Obniżka stóp w środę o 50 punktów bazowych, w tym stopy referencyjnej do 5,25 proc., była niemal jednomyślnie spodziewana przez ekonomistów ankietowanych przez „Parkiet”.
Wiosenna przemiana RPP
Jeszcze w marcu prezes NBP, a w ślad za nim większość członków RPP nie widzieli przestrzeni do obniżek stóp.
– Stabilizacja stóp procentowych jest obecnie absolutnie konieczna, aby obniżyć inflację do celu inflacyjnego NBP 2,5 proc. +/– 1 pkt proc. (…) Obecny wzrost inflacji, przy wciąż wysokiej – choć obniżającej się – dynamice płac, przy podwyższonej inflacji bazowej, przy postępującym ożywieniu gospodarczym i luźnej polityce fiskalnej, nie dają jakichkolwiek podstaw do obniżania stóp procentowych – przekonywał Adam Glapiński podczas marcowej konferencji prasowej. Brak przestrzeni do obniżek podkreślał jeszcze pod koniec marca podczas Forum Bankowego, tydzień przed kwietniowym posiedzeniem RPP.
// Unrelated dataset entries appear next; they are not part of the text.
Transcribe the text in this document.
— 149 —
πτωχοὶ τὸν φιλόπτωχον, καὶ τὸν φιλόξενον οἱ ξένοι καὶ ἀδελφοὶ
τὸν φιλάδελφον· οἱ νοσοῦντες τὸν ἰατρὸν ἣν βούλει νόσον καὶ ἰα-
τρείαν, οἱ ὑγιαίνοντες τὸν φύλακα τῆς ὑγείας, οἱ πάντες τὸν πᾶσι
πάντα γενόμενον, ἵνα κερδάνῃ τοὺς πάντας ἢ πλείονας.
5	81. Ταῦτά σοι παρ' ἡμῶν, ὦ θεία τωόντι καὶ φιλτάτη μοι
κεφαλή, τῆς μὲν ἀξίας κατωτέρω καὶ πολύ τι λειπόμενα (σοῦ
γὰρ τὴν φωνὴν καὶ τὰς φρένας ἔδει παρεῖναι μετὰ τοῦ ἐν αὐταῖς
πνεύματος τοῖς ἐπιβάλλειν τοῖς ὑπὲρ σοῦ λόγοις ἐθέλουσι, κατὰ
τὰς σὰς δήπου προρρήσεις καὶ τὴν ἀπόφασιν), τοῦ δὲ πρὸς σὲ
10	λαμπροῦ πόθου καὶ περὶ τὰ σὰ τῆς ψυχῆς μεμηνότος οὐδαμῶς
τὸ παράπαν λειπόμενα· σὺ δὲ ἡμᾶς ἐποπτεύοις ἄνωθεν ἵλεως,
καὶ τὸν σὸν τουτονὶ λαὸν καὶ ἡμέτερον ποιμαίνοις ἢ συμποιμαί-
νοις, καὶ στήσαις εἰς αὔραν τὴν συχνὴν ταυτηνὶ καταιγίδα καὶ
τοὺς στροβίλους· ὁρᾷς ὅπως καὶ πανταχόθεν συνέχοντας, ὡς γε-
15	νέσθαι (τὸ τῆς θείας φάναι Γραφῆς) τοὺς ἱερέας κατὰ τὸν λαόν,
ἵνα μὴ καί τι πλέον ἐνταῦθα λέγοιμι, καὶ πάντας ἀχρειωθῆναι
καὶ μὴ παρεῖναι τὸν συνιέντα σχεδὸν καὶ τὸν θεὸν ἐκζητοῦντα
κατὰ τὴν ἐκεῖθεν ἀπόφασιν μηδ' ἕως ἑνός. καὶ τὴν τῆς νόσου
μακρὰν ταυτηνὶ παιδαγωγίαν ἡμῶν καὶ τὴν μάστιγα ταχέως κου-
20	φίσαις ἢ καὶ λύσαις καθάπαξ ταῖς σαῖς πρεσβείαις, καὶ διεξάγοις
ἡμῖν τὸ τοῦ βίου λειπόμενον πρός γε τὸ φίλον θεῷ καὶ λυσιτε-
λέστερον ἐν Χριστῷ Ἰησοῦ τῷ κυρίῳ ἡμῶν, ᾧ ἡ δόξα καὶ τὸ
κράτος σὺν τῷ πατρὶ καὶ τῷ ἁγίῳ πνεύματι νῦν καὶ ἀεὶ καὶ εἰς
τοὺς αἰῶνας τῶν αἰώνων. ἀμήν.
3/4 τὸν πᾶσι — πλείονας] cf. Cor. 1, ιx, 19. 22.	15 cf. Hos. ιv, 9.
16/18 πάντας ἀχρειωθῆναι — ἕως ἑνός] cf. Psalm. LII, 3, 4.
Na początku kwietnia wszystko się zmieniło o 180 stopni. Mimo że RPP nie obniżyła wówczas stóp procentowych, to komunikat po posiedzeniu złagodzono, a dzień później podczas konferencji prasowej prezes Glapiński mianował się „gołębiem na czele gołębi”. – Inflacja pozostaje podwyższona, ale jest istotnie niższa, niż oczekiwaliśmy – podkreślał Glapiński. – Jednocześnie bardzo obniżyła się inflacja bazowa, a do tego mamy spowolnienie dynamiki wynagrodzeń, słabsze dane o koniunkturze i niższe ceny ropy naftowej na świecie. To przesuwa w dół prognozowaną ścieżkę inflacji. Biorąc pod uwagę te dane, można oceniać, że w najbliższym czasie może pojawić się przestrzeń do obniżenia stóp procentowych – kontynuował, dodając, że „następne dane muszą dać potwierdzenie, że te trendy trwają”.